The study sheds light into why the FDA-approved drugs against androgen signalling to treat prostate cancer can backfire after initial success.



  • The research team has found a mechanism by which the cancer growth at aggressive stage can be safely reduced.

  • Several studies have already shown how stopping the production of androgen or androgen signalling through ‘androgen deprivation therapy’ at some point unintentionally helps the prostate cancer cells to become resistant towards this therapy and progress further to lethal forms. 

  • The team found how administering anti-androgen drugs (enzalutamide and apalutamide) results in increase in the expression of a particular gene (SPINK1) which is generally associated with the aggressive type of prostate cancer.

  • There was also an increase in the levels of neuroendocrine markers which are only found in most aggressive form of prostate cancer. These results reflect a catastrophic situation similar to prostate cancer patients undergoing anti-androgen therapy.

  • The team also found the SPINK1 gene is also responsible for maintaining the characteristic features of neuroendocrine prostate cancer. The tumour becomes aggressive when the SPINK1 protein level increases.

  • In addition to androgen receptor, the researchers found that REST, which is a cofactor of androgen receptor, too, has repressive action on SPINK1 gene.
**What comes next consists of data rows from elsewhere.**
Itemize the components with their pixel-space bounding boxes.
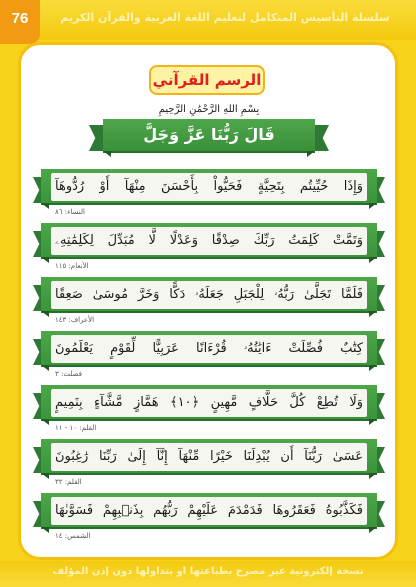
ribbon-fold-right — [369, 203, 377, 209]
verse-ribbon — [33, 385, 385, 431]
verse-reference: فصلت: ٣ — [55, 370, 82, 378]
verse-reference: الأعراف: ١٤٣ — [55, 316, 95, 324]
ribbon-fold-left — [41, 473, 49, 479]
verse-ribbon — [33, 493, 385, 539]
verse-text: وَإِذَا حُيِّيتُم بِتَحِيَّةٍ فَحَيُّواْ بِأَحْسَنَ مِنْهَآ أَوْ رُدُّوهَآ — [55, 179, 363, 194]
verse-text: عَسَىٰ رَبُّنَآ أَن يُبْدِلَنَا خَيْرًا مِّنْهَآ إِنَّآ إِلَىٰ رَبِّنَا رَٰغِبُونَ — [55, 449, 363, 464]
verse-text: وَتَمَّتْ كَلِمَتُ رَبِّكَ صِدْقًا وَعَدْلًا لَّا مُبَدِّلَ لِكَلِمَٰتِهِۦ — [55, 233, 363, 248]
verse-ribbon — [33, 331, 385, 377]
basmala-calligraphy: بِسْمِ اللهِ الرَّحْمَٰنِ الرَّحِيمِ — [158, 104, 260, 115]
verse-ribbon — [33, 169, 385, 215]
opening-ribbon — [33, 119, 385, 157]
verse-reference: النساء: ٨٦ — [55, 208, 85, 216]
verse-reference: القلم: ١٠ - ١١ — [55, 424, 97, 432]
ribbon-fold-left — [41, 311, 49, 317]
bottom-footer-bar — [0, 561, 416, 587]
verse-text: وَلَا تُطِعْ كُلَّ حَلَّافٍ مَّهِينٍ ﴿١٠﴾ هَمَّازٍ مَّشَّآءٍ بِنَمِيمٍ — [55, 395, 363, 410]
verse-reference: القلم: ٣٢ — [55, 478, 82, 486]
ribbon-fold-right — [369, 473, 377, 479]
page-number: 76 — [11, 10, 29, 27]
ribbon-fold-left — [41, 257, 49, 263]
verse-text: كِتَٰبٌ فُصِّلَتْ ءَايَٰتُهُۥ قُرْءَانًا عَرَبِيًّا لِّقَوْمٍ يَعْلَمُونَ — [55, 341, 363, 356]
ribbon-fold-right — [369, 257, 377, 263]
ribbon-fold-right — [369, 419, 377, 425]
ribbon-fold-left — [41, 365, 49, 371]
ribbon-tail-right — [315, 125, 329, 151]
verse-reference: الأنعام: ١١٥ — [55, 262, 89, 270]
verse-ribbon — [33, 439, 385, 485]
opening-phrase: قَالَ رَبُّنَا عَزَّ وَجَلَّ — [143, 125, 275, 144]
top-header-bar — [0, 0, 416, 40]
ribbon-tail-left — [89, 125, 103, 151]
series-title: سلسلة التأسيس المتكامل لتعليم اللغة العربية والقرآن الكريم — [60, 11, 390, 24]
verse-text: فَكَذَّبُوهُ فَعَقَرُوهَا فَدَمْدَمَ عَلَيْهِمْ رَبُّهُم بِذَنۢبِهِمْ فَسَوَّىٰهَا — [55, 503, 363, 518]
verse-ribbon — [33, 277, 385, 323]
lesson-panel — [18, 42, 398, 560]
page-number-badge — [0, 0, 40, 44]
verse-reference: الشمس: ١٤ — [55, 532, 91, 540]
ribbon-fold-left — [41, 419, 49, 425]
ribbon-fold-right — [369, 311, 377, 317]
ribbon-fold-right — [369, 365, 377, 371]
ribbon-fold-right — [307, 151, 315, 157]
ribbon-fold-left — [41, 203, 49, 209]
verse-text: فَلَمَّا تَجَلَّىٰ رَبُّهُۥ لِلْجَبَلِ جَعَلَهُۥ دَكًّا وَخَرَّ مُوسَىٰ صَعِقًا — [55, 287, 363, 302]
ribbon-fold-left — [103, 151, 111, 157]
lesson-title: الرسم القرآني — [149, 65, 265, 95]
footer-notice: نسخة إلكترونية غير مصرح بطباعتها أو بتداولها دون إذن المؤلف — [52, 566, 364, 577]
verse-ribbon — [33, 223, 385, 269]
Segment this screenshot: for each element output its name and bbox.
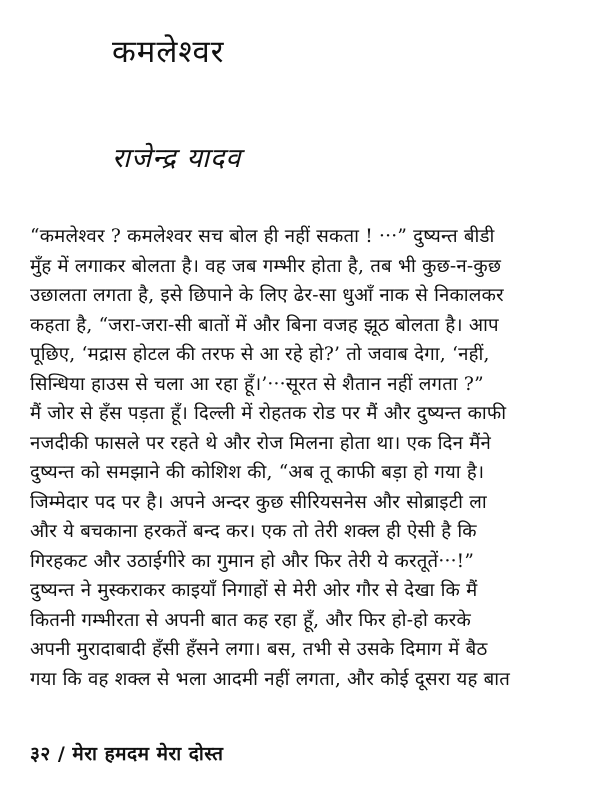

  • When the REST level increases there is a reduction in the SPINK1 protein level accompanied with a reduction in the oncogene properties of prostate cancer cells.

  • Treating prostate cancer cells showing elevated SPINK1 with a drug against Casein Kinase 1 show reduced cancer cell growth as well as aggressiveness.

  • The study also warns about the possible adverse effect of androgen-deprivation therapies, and the benefits must be considered against treatment, before putting the patients on this therapy.